Le rapprochement entre l'Union africaine et l'Alliance des États du Sahel (AES) pose des questions inédites pour la politique monétaire de l'UEMOA. Alors que l'AES affirme sa souveraineté politique et sécuritaire, l'avenir du franc CFA et des mécanismes régionaux de crédit se trouve potentiellement remis en cause. Cette dynamique s'inscrit dans une recomposition plus large des alliances stratégiques en Afrique de l'Ouest.
L'annonce des discussions entre l'UA et l'AES, relayée par le président Ndayishimiye, dépasse le seul cadre sécuritaire. Si le Sahel et la lutte antiterroriste sont les moteurs immédiats de ce dialogue, la volonté affichée de bâtir un « avenir commun » interroge la cohérence des architectures régionales – y compris monétaires. L'AES, en se positionnant comme un bloc autonome, remet en question l'adhésion implicite de ses membres à l'Union monétaire ouest-africaine.
La question monétaire est d'autant plus sensible que l'AES a clairement affiché une prise de distance vis-à-vis de ses partenaires traditionnels, notamment la France, garante historique du franc CFA. Dans ce contexte, la perspective d'une coordination renforcée entre le Mali, le Burkina Faso et le Niger pourrait conduire à des discussions sur une monnaie commune, alternative au CFA. Un tel projet, s'il se concrétisait, aurait des implications profondes sur la stabilité des taux d'intérêt et les conditions de crédit dans la région.
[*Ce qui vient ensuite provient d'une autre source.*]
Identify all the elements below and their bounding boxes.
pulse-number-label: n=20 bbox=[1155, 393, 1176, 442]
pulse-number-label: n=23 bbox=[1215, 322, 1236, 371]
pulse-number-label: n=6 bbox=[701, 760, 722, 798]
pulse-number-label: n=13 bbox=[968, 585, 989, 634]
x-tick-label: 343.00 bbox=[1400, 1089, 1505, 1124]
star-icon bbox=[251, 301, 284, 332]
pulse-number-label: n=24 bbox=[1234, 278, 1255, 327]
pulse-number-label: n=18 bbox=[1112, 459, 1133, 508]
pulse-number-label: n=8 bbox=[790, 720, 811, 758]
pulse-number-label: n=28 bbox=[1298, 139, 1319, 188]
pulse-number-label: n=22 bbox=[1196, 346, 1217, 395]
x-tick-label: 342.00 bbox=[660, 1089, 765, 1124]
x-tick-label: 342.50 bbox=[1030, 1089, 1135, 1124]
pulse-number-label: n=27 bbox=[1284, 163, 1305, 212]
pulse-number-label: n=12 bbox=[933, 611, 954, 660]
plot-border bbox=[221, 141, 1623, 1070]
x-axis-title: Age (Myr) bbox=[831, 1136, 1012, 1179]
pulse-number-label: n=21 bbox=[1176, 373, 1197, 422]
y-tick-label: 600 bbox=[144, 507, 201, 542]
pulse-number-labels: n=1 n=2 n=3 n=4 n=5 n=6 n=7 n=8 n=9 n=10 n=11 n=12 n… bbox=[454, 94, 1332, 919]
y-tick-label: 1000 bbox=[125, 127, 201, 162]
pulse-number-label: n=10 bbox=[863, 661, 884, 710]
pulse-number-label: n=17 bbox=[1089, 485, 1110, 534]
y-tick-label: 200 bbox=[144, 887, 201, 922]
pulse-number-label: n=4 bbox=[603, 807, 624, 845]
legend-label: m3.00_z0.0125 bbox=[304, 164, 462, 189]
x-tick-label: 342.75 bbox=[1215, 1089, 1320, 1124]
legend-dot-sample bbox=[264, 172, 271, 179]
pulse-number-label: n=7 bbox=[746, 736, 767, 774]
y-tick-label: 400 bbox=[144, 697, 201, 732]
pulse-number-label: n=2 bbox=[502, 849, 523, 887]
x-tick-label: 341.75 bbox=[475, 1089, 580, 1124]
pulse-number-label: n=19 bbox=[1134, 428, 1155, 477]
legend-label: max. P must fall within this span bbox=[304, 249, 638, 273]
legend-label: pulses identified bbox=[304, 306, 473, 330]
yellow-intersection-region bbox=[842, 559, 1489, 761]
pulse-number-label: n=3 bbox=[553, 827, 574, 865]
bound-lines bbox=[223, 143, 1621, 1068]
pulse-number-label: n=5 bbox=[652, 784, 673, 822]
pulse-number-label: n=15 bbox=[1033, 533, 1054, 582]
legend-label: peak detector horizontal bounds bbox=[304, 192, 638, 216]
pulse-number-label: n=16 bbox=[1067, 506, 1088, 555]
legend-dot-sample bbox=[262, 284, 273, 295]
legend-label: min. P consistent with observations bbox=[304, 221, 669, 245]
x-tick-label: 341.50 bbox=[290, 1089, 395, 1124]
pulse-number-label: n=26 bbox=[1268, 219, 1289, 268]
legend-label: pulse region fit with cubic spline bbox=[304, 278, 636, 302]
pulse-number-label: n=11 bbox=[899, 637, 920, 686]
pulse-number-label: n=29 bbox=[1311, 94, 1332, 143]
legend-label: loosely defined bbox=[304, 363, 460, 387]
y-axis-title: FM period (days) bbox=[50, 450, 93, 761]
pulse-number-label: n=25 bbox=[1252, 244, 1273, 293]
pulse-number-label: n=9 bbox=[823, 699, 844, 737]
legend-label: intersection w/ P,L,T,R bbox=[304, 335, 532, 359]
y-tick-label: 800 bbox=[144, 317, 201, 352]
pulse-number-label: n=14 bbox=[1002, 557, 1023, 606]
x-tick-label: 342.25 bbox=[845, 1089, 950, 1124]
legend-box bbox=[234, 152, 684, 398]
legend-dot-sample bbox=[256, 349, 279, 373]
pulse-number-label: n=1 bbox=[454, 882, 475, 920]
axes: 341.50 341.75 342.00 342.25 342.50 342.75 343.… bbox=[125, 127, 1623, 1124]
Pour l'UEMOA, la fragmentation potentielle représenterait un choc majeur. La Banque centrale des États de l'Afrique de l'Ouest (BCEAO) verrait son assise territoriale réduite et la crédibilité de sa politique monétaire mise à l'épreuve. Des tensions sur les taux d'intérêt pourraient apparaître, reflétant un risque de défaut perçu plus élevé pour les États restants. De plus, l'intégration financière déjà imparfaite de la zone serait compromise, affectant la circulation des capitaux et le financement des économies.
L'UA, en cherchant à intégrer l'AES dans un cadre continental, tente de prévenir cette fragmentation. Mais le dilemme est réel : comment concilier la souveraineté affirmée des États sahéliens avec la logique d'intégration supranationale de l'UEMOA ? Le rapport préparé par le président Ndayishimiye devra aborder de front ces enjeux, en proposant des mécanismes de flexibilité qui préservent à la fois la stabilité monétaire et l'autonomie politique de l'AES.
Le rapprochement UA-AES révèle une tendance lourde : l'émergence de blocs régionaux qui redéfinissent les allégeances et les architectures de gouvernance en Afrique. Au-delà de la sécurité, c'est la question monétaire qui pourrait devenir le prochain terrain de recomposition. L'UEMOA et la BCEAO sont désormais confrontées à un défi existentiel : s'adapter ou voir leur périmètre se réduire.